Expense ratios can be confusing. What are they? What do they reveal about a fund? Why should you, as an investor, care about any of this?
Understanding expense ratios is important if you have invested in a fund (or ever plan to). Whether we’re talking about Exchange Traded Funds (ETFs) or Mutual Funds, you can be sure of one thing: shareholders are charged an expense ratio to cover expenses of the fund.
This charge is not explicitly paid by you, the shareholder, to the fund. Instead, the expense ratio is taken directly from the value of the fund; this reduction in value is reflected in the fund’s daily Net Asset Value (NAV) or, simply put, the fund’s market value per share. Shareholders “pay” the expense ratio indirectly through the value of their investment – as the fund’s returns to shareholders are reduced by operating costs, the value of a shareholder’s investment decreases as well.
The expense ratio is usually expressed as a percent. For example, if the total cost for running a fund is $10 and the fund has total assets under management of $1,000, the expense ratio is 1%. The expenses included in the expense ratio charge vary depending on the fund in question, but generally include administrative, management, and advertising (12b-1*) fees.
One way you can think about the expense ratio (sometimes called the Management Expense Ratio) is as a measure of efficiency. The lower an expense ratio is, the more efficient fund management is with their resources (and your money).
Armed with this knowledge, you may be tempted to pick a fund to invest in because it has the lowest expense ratio you’ve seen and call it a day. However, there are other factors to consider than just the expense.

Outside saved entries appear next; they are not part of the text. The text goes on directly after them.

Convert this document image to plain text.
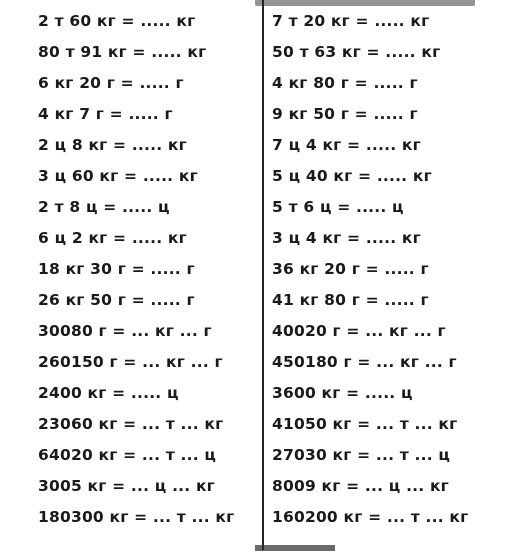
2 т 60 кг = ..... кг
80 т 91 кг = ..... кг
6 кг 20 г = ..... г
4 кг 7 г = ..... г
2 ц 8 кг = ..... кг
3 ц 60 кг = ..... кг
2 т 8 ц = ..... ц
6 ц 2 кг = ..... кг
18 кг 30 г = ..... г
26 кг 50 г = ..... г
30080 г = ... кг ... г
260150 г = ... кг ... г
2400 кг = ..... ц
23060 кг = ... т ... кг
64020 кг = ... т ... ц
3005 кг = ... ц ... кг
180300 кг = ... т ... кг
7 т 20 кг = ..... кг
50 т 63 кг = ..... кг
4 кг 80 г = ..... г
9 кг 50 г = ..... г
7 ц 4 кг = ..... кг
5 ц 40 кг = ..... кг
5 т 6 ц = ..... ц
3 ц 4 кг = ..... кг
36 кг 20 г = ..... г
41 кг 80 г = ..... г
40020 г = ... кг ... г
450180 г = ... кг ... г
3600 кг = ..... ц
41050 кг = ... т ... кг
27030 кг = ... т ... ц
8009 кг = ... ц ... кг
160200 кг = ... т ... кг
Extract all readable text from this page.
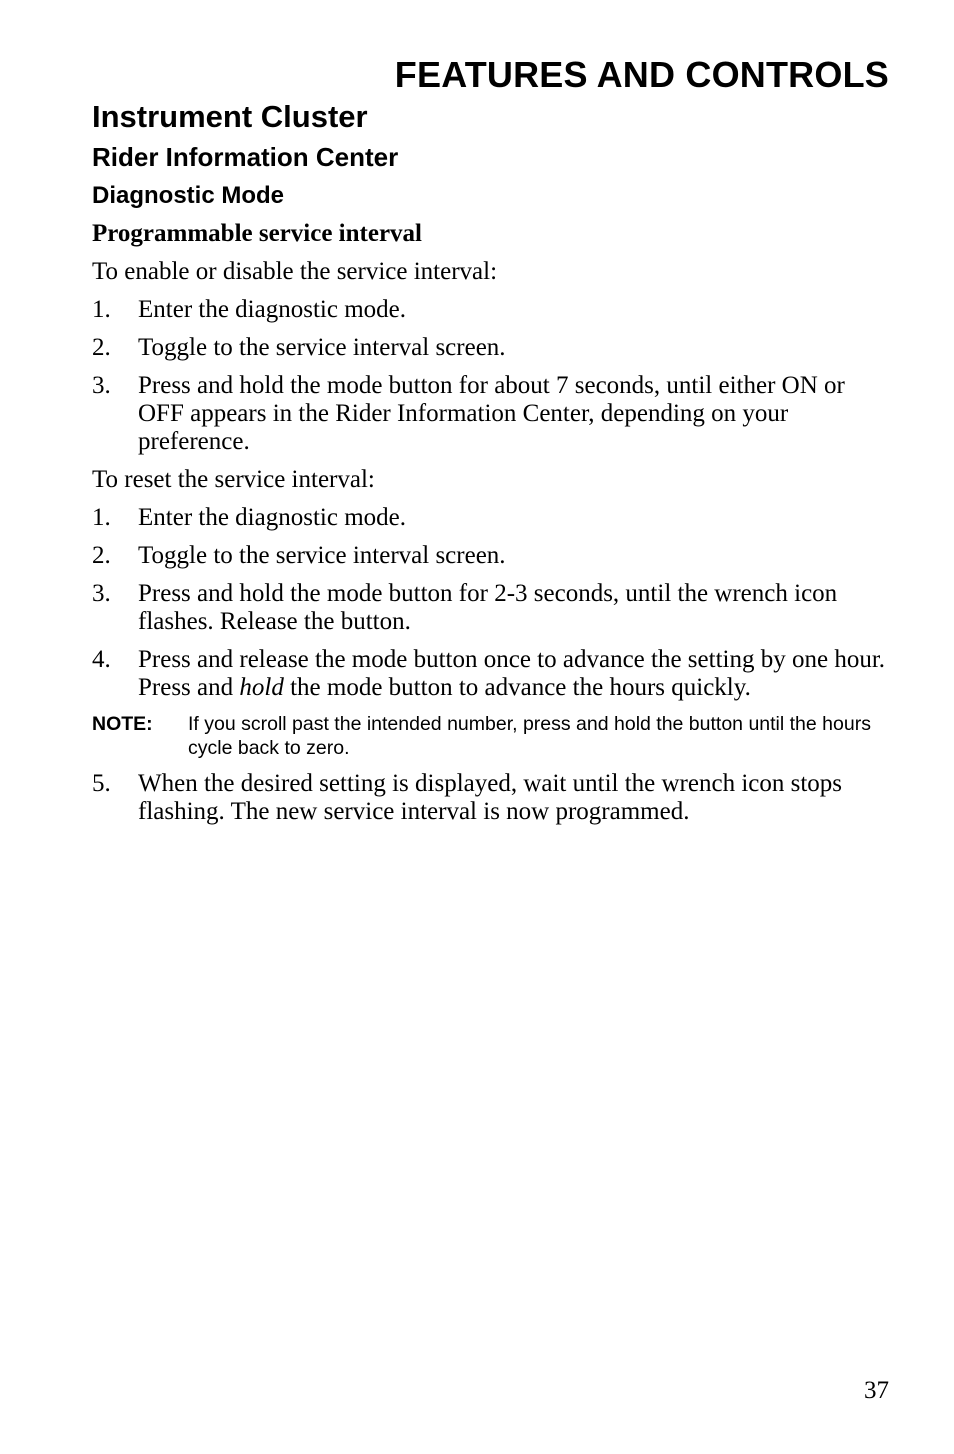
FEATURES AND CONTROLS
Instrument Cluster
Rider Information Center
Diagnostic Mode

Programmable service interval

To enable or disable the service interval:

1. Enter the diagnostic mode.
2. Toggle to the service interval screen.
3. Press and hold the mode button for about 7 seconds, until either ON or OFF appears in the Rider Information Center, depending on your preference.

To reset the service interval:

1. Enter the diagnostic mode.
2. Toggle to the service interval screen.
3. Press and hold the mode button for 2-3 seconds, until the wrench icon flashes. Release the button.
4. Press and release the mode button once to advance the setting by one hour. Press and hold the mode button to advance the hours quickly.
NOTE: If you scroll past the intended number, press and hold the button until the hours cycle back to zero.
5. When the desired setting is displayed, wait until the wrench icon stops flashing. The new service interval is now programmed.

37
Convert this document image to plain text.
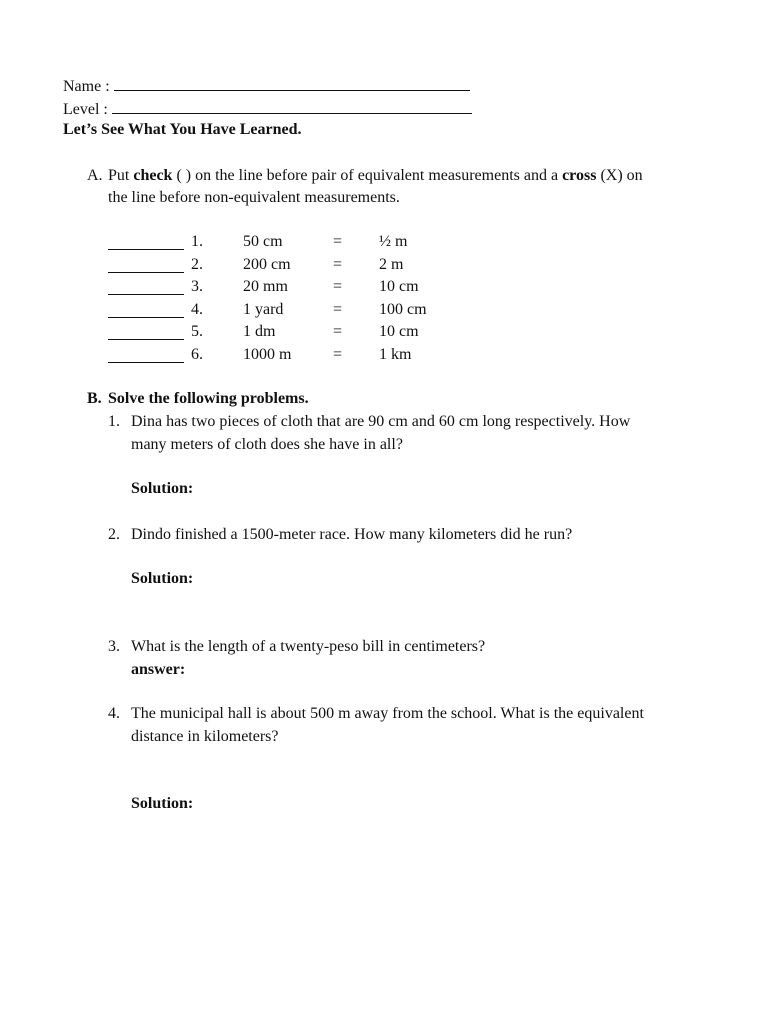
Name :
Level :
Let’s See What You Have Learned.
A. Put check ( ) on the line before pair of equivalent measurements and a cross (X) on
the line before non-equivalent measurements.
1.	50 cm	= ½ m
2.	200 cm	= 2 m
3.	20 mm	= 10 cm
4.	1 yard	= 100 cm
5.	1 dm	= 10 cm
6.	1000 m	= 1 km
B. Solve the following problems.
1. Dina has two pieces of cloth that are 90 cm and 60 cm long respectively. How
many meters of cloth does she have in all?
Solution:
2. Dindo finished a 1500-meter race. How many kilometers did he run?
Solution:
3. What is the length of a twenty-peso bill in centimeters?
answer:
4. The municipal hall is about 500 m away from the school. What is the equivalent
distance in kilometers?
Solution:
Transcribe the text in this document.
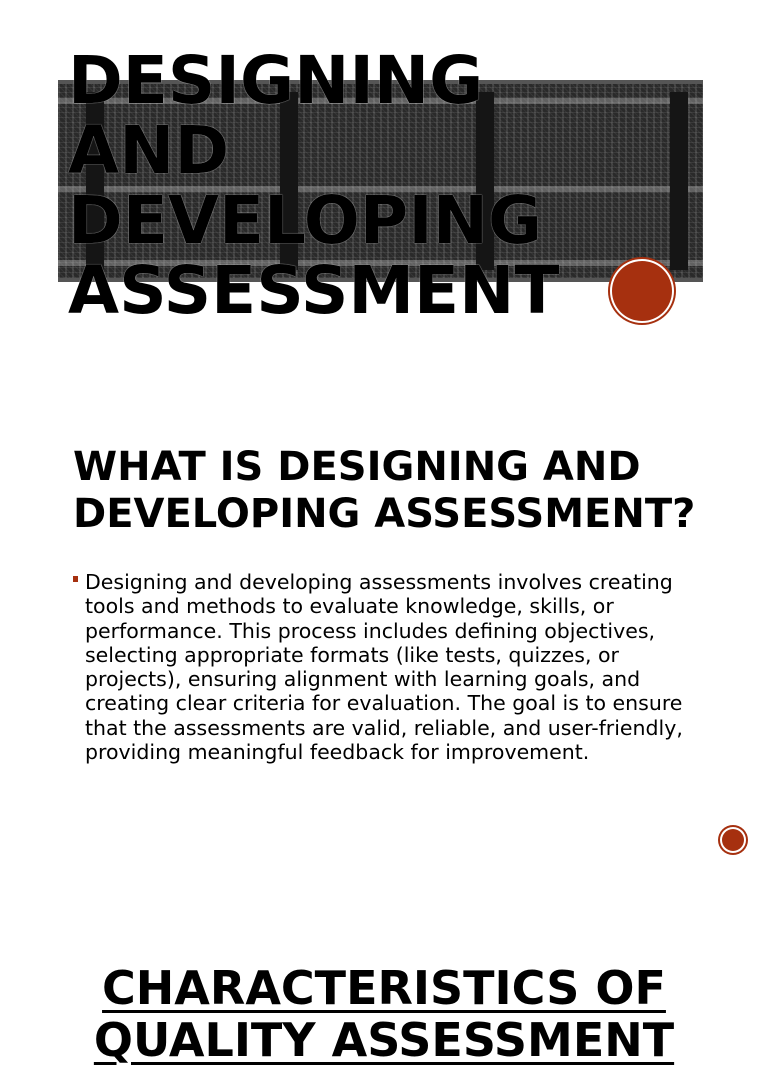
DESIGNING
AND
DEVELOPING
ASSESSMENT
WHAT IS DESIGNING AND DEVELOPING ASSESSMENT?

Designing and developing assessments involves creating tools and methods to evaluate knowledge, skills, or performance. This process includes defining objectives, selecting appropriate formats (like tests, quizzes, or projects), ensuring alignment with learning goals, and creating clear criteria for evaluation. The goal is to ensure that the assessments are valid, reliable, and user-friendly, providing meaningful feedback for improvement.

CHARACTERISTICS OF
QUALITY ASSESSMENT
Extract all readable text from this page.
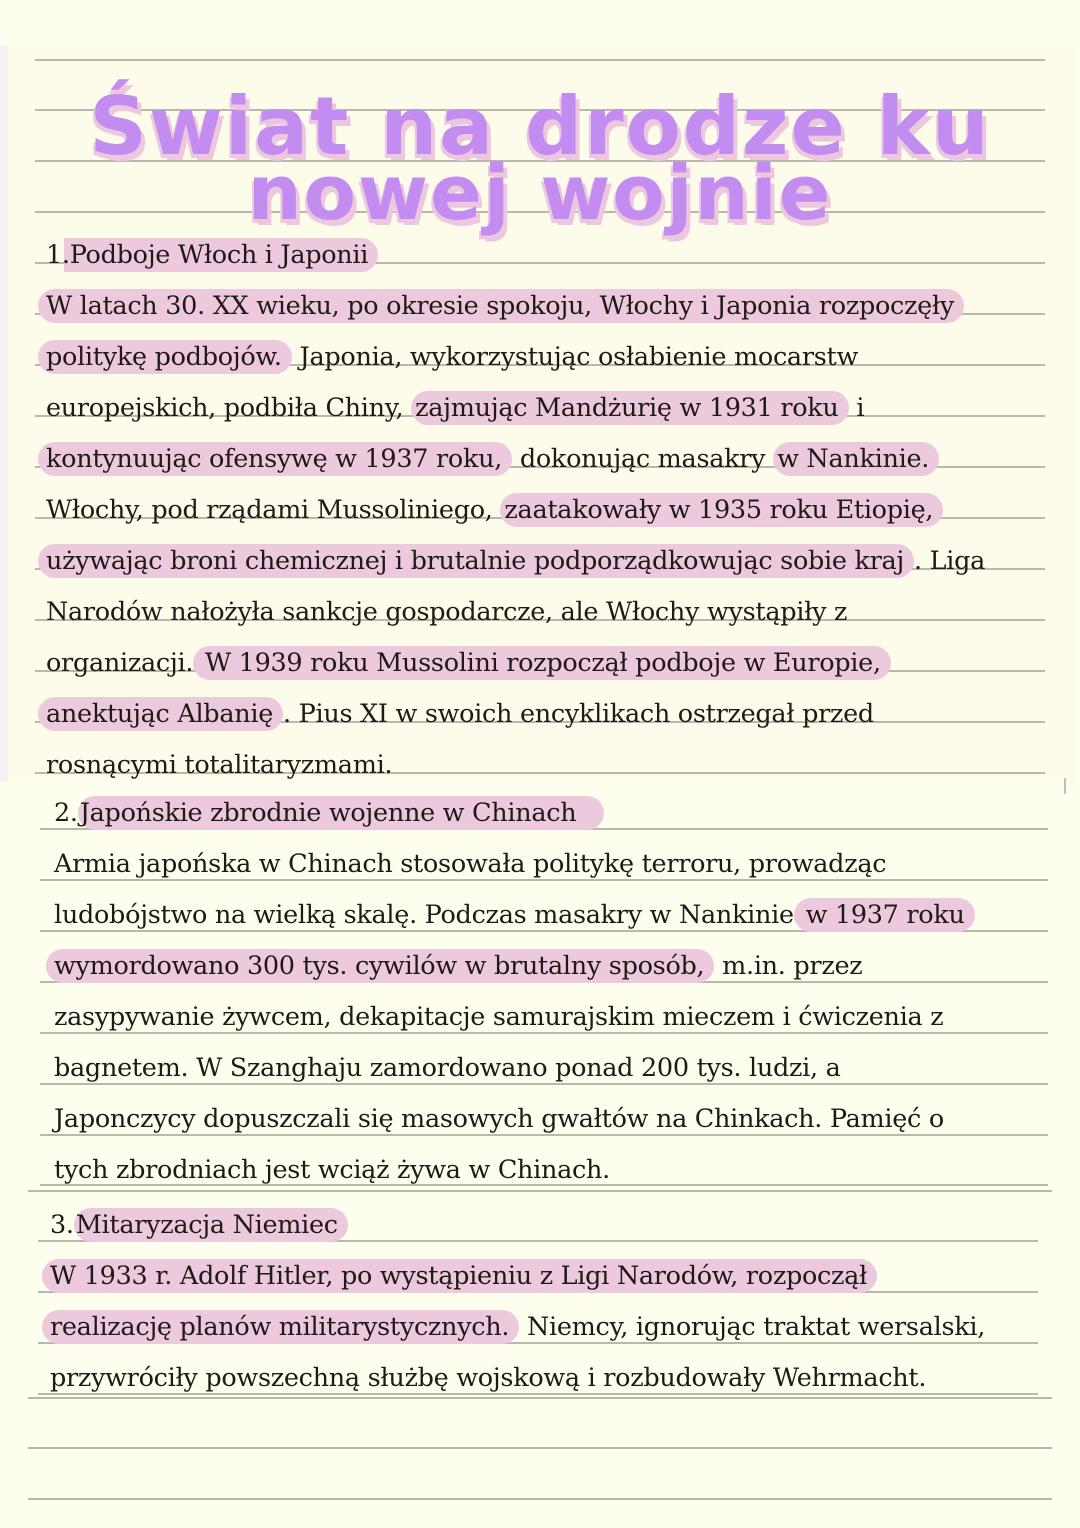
Świat na drodze ku
nowej wojnie
1.Podboje Włoch i Japonii
W latach 30. XX wieku, po okresie spokoju, Włochy i Japonia rozpoczęły
politykę podbojów. Japonia, wykorzystując osłabienie mocarstw
europejskich, podbiła Chiny, zajmując Mandżurię w 1931 roku i
kontynuując ofensywę w 1937 roku, dokonując masakry w Nankinie.
Włochy, pod rządami Mussoliniego, zaatakowały w 1935 roku Etiopię,
używając broni chemicznej i brutalnie podporządkowując sobie kraj . Liga
Narodów nałożyła sankcje gospodarcze, ale Włochy wystąpiły z
organizacji. W 1939 roku Mussolini rozpoczął podboje w Europie,
anektując Albanię . Pius XI w swoich encyklikach ostrzegał przed
rosnącymi totalitaryzmami.
2.Japońskie zbrodnie wojenne w Chinach
Armia japońska w Chinach stosowała politykę terroru, prowadząc
ludobójstwo na wielką skalę. Podczas masakry w Nankinie w 1937 roku
wymordowano 300 tys. cywilów w brutalny sposób, m.in. przez
zasypywanie żywcem, dekapitacje samurajskim mieczem i ćwiczenia z
bagnetem. W Szanghaju zamordowano ponad 200 tys. ludzi, a
Japonczycy dopuszczali się masowych gwałtów na Chinkach. Pamięć o
tych zbrodniach jest wciąż żywa w Chinach.
3.Mitaryzacja Niemiec
W 1933 r. Adolf Hitler, po wystąpieniu z Ligi Narodów, rozpoczął
realizację planów militarystycznych. Niemcy, ignorując traktat wersalski,
przywróciły powszechną służbę wojskową i rozbudowały Wehrmacht.
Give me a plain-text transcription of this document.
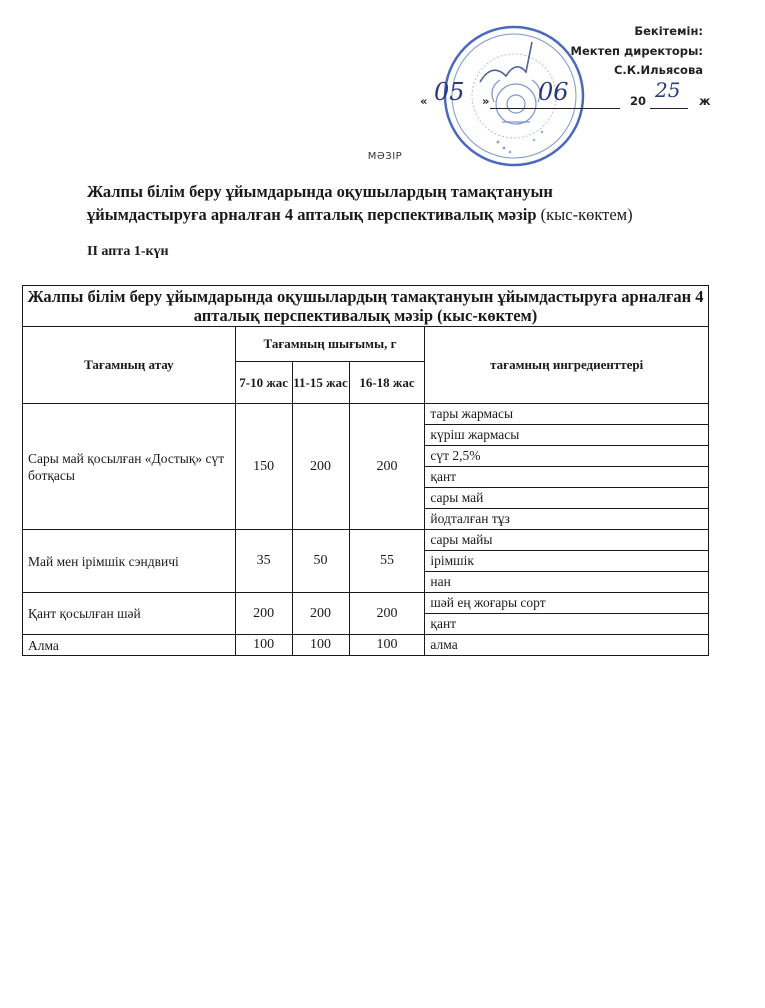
Бекітемін:
Мектеп директоры:
С.К.Ильясова
« 05 » 06	20 25 ж
МӘЗІР
Жалпы білім беру ұйымдарында оқушылардың тамақтануын
ұйымдастыруға арналған 4 апталық перспективалық мәзір (кыс-көктем)
II апта 1-күн
Жалпы білім беру ұйымдарында оқушылардың тамақтануын ұйымдастыруға арналған 4 апталық перспективалық мәзір (кыс-көктем)				
Тағамның атау	Тағамның шығымы, г			тағамның ингредиенттері
	7-10 жас	11-15 жас	16-18 жас	
Сары май қосылған «Достық» сүт ботқасы	150	200	200	тары жармасы
				күріш жармасы
				сүт 2,5%
				қант
				сары май
				йодталған тұз
Май мен ірімшік сэндвичі	35	50	55	сары майы
				ірімшік
				нан
Қант қосылған шәй	200	200	200	шәй ең жоғары сорт
				қант
Алма	100	100	100	алма
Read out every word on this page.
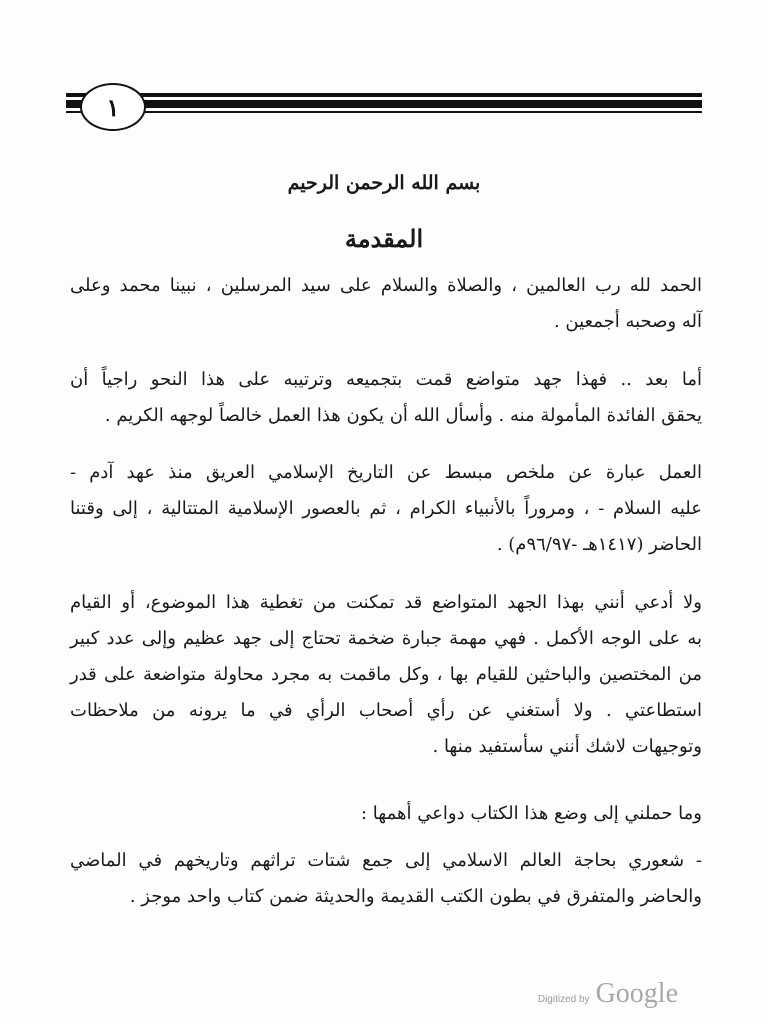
١
بسم الله الرحمن الرحيم
المقدمة

الحمد لله رب العالمين ، والصلاة والسلام على سيد المرسلين ، نبينا محمد وعلى
آله وصحبه أجمعين .

أما بعد .. فهذا جهد متواضع قمت بتجميعه وترتيبه على هذا النحو راجياً أن
يحقق الفائدة المأمولة منه . وأسأل الله أن يكون هذا العمل خالصاً لوجهه الكريم .

العمل عبارة عن ملخص مبسط عن التاريخ الإسلامي العريق منذ عهد آدم -
عليه السلام - ، ومروراً بالأنبياء الكرام ، ثم بالعصور الإسلامية المتتالية ، إلى وقتنا
الحاضر (١٤١٧هـ -٩٦/٩٧م) .

ولا أدعي أنني بهذا الجهد المتواضع قد تمكنت من تغطية هذا الموضوع، أو القيام
به على الوجه الأكمل . فهي مهمة جبارة ضخمة تحتاج إلى جهد عظيم وإلى عدد كبير
من المختصين والباحثين للقيام بها ، وكل ماقمت به مجرد محاولة متواضعة على قدر
استطاعتي . ولا أستغني عن رأي أصحاب الرأي في ما يرونه من ملاحظات
وتوجيهات لاشك أنني سأستفيد منها .

وما حملني إلى وضع هذا الكتاب دواعي أهمها :

- شعوري بحاجة العالم الاسلامي إلى جمع شتات تراثهم وتاريخهم في الماضي
والحاضر والمتفرق في بطون الكتب القديمة والحديثة ضمن كتاب واحد موجز .

Digitized by Google
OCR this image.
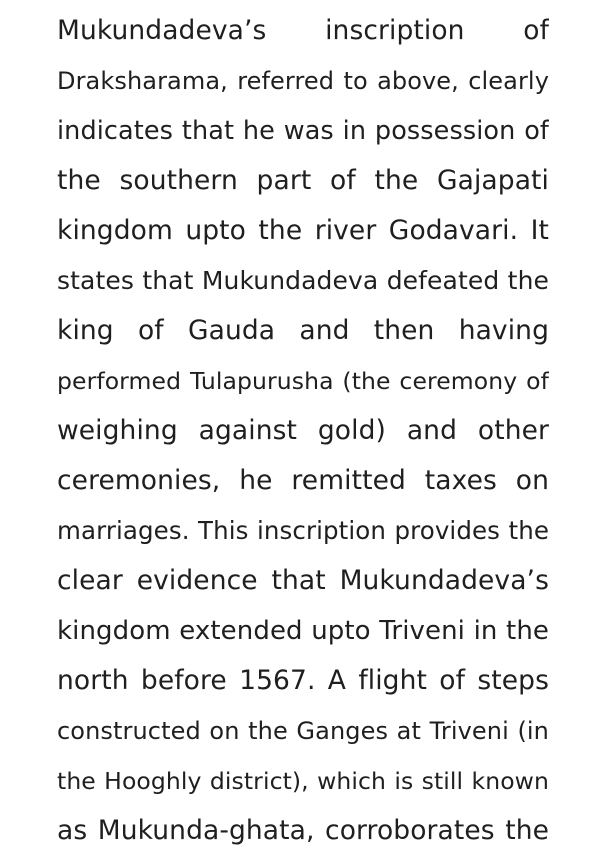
Mukundadeva’s inscription of
Draksharama, referred to above, clearly
indicates that he was in possession of
the southern part of the Gajapati
kingdom upto the river Godavari. It
states that Mukundadeva defeated the
king of Gauda and then having
performed Tulapurusha (the ceremony of
weighing against gold) and other
ceremonies, he remitted taxes on
marriages. This inscription provides the
clear evidence that Mukundadeva’s
kingdom extended upto Triveni in the
north before 1567. A flight of steps
constructed on the Ganges at Triveni (in
the Hooghly district), which is still known
as Mukunda-ghata, corroborates the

Here are some things to keep in mind as you apply your expense ratio knowledge to investing:
Don’t compare apples and oranges
Just because two things can be compared doesn’t mean the comparison is necessarily valuable. While it’s tempting to compare the expense ratios of two funds, isolated from other factors, to make a quick investment decision – ultimately, it’s not necessarily helpful. This is because funds that appear similar may have different weightings to underlying securities and/or can own different kinds of investments. Because of these underlying cost differences, expense ratio comparisons should be just one factor to consider when evaluating funds that exhibit similar characteristics.
Don’t ignore the other variables
Actively managed mutual funds, for example, tend to have higher expense ratios than ETF’s because they have to pay people to manage the process of selecting securities to buy and sell. Other variables, such as the fund’s classification, investment category, investment strategy, size, and management decisions all impact the expense ratio. This means these fund characteristics impact you, the shareholder, as well.
Don’t overlook the other costs
The expense ratio does not include every fund cost nor any of the costs associated with hiring a wealth manager. The expense ratio is the cost of owning the fund. As such, any brokerage costs, sales loads, transaction fees, advisory fees and any other charges passed on to investors aren’t reflected in the expense ratio.
Do consider the big picture
The expense ratio of a fund is one of many factors that need to be considered before making an investment decision. Rather than getting bogged down in the particulars of a fund, ask your financial advisor how the fund in question aligns with your long-term goals and if the costs are warranted based on the fund’s investment strategy. More importantly, always ask if there are any other funds that have a similar strategy that are cheaper and if they were considered as well before making a recommendation. Not all advisors are required to operate as fiduciaries and therefore do not have to be acting in your best interest.
Do ask questions!
As an investor, you should never feel shy about asking your financial advisor for clarification on something you’re having trouble understanding or for an explanation on any recommendation they are making to buy or sell an investment. At Monument, we encourage our clients to take an active role in understanding how their finances work; after all, wealth management should always be a human conversation, not a numbers game.
This first appeared on Monument Wealth Mangement.
*The SEC adopted rule 12b-1 in October of 1980 under the Investment Company Act of 1940, making it legal for funds to pay for marketing and distribution expenses directly from the assets of the fund. The SEC does not limit the amount of 12b-1 fees a fund can charge, but FINRA rules prohibit 12b-1 fees from being higher than 1% of an investors’ assets in the fund per year (.75% distribution fee cap, .25% shareholder service fee cap).